My work has always been rooted, conceptually, to the oppositional gaze, a term penned by cultural critic bell hooks. For me, it is the intentional act of changing one’s relative position from spectacle to spectator. It is to snatch back the power of looking and the agency that it presumes.
While studying the history of the Black Arts Movement (the mid 1960s – 1970s), I ran across a plea from its founder, Amiri Baraka (Leroi Jones), in his “imagetext,” In Our Terribleness, a book that united his poetic narrative to photographer Fundi’s (Billy Abernathy) documentary photography. The book is an exploration of the power of the gaze. In it, he speaks of what he considered the state of hypnosis that Black Americans were under. A trancelike state of mind that left us disconnected from our authentic selves both ideologically and aesthetically. In the book, Baraka insists that he cannot lead African-Americans in the decolonizing state of counter-hypnosis. That we essentially need to snap out it. He urged Black Americans to “try to see your own face when you close your eyes” then “get up and go.”

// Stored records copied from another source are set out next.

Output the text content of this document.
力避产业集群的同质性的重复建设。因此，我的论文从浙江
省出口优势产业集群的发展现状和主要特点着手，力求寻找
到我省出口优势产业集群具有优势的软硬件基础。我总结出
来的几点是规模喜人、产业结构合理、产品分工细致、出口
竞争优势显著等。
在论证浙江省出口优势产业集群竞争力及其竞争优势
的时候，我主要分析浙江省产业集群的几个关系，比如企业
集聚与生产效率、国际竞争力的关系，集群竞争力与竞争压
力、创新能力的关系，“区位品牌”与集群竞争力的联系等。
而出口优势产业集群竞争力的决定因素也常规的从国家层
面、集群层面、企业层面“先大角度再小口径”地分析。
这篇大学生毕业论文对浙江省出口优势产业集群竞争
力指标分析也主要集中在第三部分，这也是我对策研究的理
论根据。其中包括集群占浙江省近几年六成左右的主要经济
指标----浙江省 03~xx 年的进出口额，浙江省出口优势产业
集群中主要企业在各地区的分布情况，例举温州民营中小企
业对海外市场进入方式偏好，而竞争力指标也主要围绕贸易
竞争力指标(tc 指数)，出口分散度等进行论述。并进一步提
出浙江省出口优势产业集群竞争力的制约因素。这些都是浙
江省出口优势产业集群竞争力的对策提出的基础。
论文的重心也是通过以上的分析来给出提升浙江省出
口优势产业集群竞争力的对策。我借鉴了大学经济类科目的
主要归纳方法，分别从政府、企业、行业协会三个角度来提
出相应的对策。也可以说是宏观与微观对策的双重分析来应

“Oh Snap.” is an exploration of the moment immediately after a black woman is snapped out of hypnosis and sees her again for the first time. The immediate confrontation between who we are (our present selves) and what we see staring back at us (our propagandized history). "Two-Faced." and “Two-Faced, too.” are a set of portraits of the same black woman staring, with a sense of distrust, back at herself for the first time. In a space void of context, as if stuck in a parallel universe, she cuts her eyes in an interrogating stare as she decides whether or not her reflection can be trusted.